Should their product stick to cooking pre-prepared ingredients, or would it handle chopping and meal prep as well?

Let’s talk about the two mental models Raghav used as he evaluated his options.

Meet the Onion Model, to help decide feature priorities

“We were told we were focusing on too many things, and that we should think of customer problems like an onion. Each individual problem statement was a layer of the peel, and every layer you remove would reveal the next.”

Here’s what Nymble’s onion model looks like. It is important to keep in mind here that Raghav distinguishes between time-saving and convenience. Above all else, he wants his customers to eat well, and will not compromise on its quality simply to reduce its preparation time.

“Our customers want food exactly the way they’re used to. They don't want to compromise on the kind of food they eat, and they want to obtain that food in a convenient way. Food is the destination.”

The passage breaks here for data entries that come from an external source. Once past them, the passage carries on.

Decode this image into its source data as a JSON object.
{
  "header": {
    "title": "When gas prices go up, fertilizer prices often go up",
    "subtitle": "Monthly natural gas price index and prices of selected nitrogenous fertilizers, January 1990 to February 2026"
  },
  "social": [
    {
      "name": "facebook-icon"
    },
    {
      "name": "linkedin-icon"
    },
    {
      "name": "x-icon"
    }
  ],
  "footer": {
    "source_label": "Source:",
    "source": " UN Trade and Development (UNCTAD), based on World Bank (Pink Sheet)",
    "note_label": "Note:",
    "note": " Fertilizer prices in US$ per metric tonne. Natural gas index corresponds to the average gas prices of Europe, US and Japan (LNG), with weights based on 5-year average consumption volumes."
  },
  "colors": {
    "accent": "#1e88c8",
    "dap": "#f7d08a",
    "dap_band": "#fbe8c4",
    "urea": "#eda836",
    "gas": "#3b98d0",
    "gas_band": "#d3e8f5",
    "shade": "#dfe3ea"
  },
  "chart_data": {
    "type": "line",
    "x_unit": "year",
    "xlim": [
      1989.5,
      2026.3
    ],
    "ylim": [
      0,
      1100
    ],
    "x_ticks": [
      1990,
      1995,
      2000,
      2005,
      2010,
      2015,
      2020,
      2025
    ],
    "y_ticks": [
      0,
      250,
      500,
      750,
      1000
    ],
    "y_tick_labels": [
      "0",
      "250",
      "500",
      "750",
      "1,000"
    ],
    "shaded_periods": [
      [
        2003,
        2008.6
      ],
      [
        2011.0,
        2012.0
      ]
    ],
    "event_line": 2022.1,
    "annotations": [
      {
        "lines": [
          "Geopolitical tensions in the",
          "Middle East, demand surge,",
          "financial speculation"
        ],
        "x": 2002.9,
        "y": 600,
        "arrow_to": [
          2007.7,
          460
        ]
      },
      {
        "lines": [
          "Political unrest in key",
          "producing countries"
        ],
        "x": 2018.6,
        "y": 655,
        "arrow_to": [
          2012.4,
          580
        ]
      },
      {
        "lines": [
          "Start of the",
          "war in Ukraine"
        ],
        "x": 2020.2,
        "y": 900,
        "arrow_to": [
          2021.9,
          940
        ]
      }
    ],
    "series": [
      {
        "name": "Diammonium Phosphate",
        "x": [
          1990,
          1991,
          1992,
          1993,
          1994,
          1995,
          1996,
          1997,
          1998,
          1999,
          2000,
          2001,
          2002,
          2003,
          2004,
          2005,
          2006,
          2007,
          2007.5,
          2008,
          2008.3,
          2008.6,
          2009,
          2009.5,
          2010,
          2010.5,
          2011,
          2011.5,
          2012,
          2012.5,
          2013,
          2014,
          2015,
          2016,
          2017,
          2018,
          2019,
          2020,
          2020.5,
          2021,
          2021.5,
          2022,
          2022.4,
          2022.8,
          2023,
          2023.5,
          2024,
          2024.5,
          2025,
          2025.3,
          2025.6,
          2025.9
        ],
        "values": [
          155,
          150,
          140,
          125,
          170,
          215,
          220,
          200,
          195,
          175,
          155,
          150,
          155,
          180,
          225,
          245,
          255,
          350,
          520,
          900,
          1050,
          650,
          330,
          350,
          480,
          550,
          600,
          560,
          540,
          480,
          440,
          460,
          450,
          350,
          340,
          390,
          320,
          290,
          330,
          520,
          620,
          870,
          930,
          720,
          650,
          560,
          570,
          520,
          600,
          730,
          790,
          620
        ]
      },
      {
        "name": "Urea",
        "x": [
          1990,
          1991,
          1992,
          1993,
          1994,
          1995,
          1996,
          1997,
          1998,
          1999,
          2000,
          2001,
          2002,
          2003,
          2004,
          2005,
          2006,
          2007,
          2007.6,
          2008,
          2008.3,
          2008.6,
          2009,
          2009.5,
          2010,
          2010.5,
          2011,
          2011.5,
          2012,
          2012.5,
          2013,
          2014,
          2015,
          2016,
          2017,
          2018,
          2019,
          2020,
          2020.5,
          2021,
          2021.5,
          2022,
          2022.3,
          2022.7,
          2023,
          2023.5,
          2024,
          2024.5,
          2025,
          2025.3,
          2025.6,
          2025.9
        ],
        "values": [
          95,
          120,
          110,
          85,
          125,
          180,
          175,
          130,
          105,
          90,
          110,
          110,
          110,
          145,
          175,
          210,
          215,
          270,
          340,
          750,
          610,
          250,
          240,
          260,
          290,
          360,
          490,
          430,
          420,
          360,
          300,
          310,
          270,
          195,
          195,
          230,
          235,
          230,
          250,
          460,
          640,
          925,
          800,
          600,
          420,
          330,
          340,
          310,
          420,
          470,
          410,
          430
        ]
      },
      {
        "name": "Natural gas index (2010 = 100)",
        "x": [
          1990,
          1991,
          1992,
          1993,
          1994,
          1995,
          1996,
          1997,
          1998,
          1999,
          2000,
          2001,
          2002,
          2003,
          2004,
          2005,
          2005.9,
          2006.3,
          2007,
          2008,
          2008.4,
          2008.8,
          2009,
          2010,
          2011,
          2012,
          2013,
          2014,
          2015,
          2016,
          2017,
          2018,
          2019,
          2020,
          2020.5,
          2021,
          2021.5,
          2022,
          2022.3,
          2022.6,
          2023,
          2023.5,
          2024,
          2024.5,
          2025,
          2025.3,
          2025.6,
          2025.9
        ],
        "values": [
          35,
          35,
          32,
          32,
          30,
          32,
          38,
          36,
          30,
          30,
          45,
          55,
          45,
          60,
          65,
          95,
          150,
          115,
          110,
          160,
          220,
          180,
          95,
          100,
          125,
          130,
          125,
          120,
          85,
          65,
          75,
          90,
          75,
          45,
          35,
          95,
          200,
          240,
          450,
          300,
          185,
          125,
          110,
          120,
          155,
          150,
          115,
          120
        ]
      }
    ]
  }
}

If you’re reading this as you’re building your MVP, remind yourself that your product cannot and should not solve every customer problem in its first iteration. Instead, ask the question - for the customers you want to address, which is their most important problem? 

Create a hierarchy of their needs, and focus on the first and more important layer. 

Like their problems, customers aren’t created equal. Nymble’s pyramid helps identify which customers to pay attention to.

Early adopters are crucial to any product-led business. So how do you identify which customers will be your early adopters?

For the Nymble team, the universe of their customers was broken down into four segments:

Nymble’s top-most segment held two kinds of customers:

  1. The kind that enjoyed cooking, but didn’t want to be bothered with prep work
  2. The kind which would rather delegate cooking entirely to focus on other activities

The team decided to focus on the second kind of customer, simply because it would be easier to focus on cooking as an activity rather than cooking and chopping and meal prep. Meal prep would be something to figure out at a later stage. 

“Our mindset was to convert the things we’d figured out into features. Once we decided what needs to be in the MVP, let’s create something that cooks food in a convenient manner. And that is the only thing we care about.”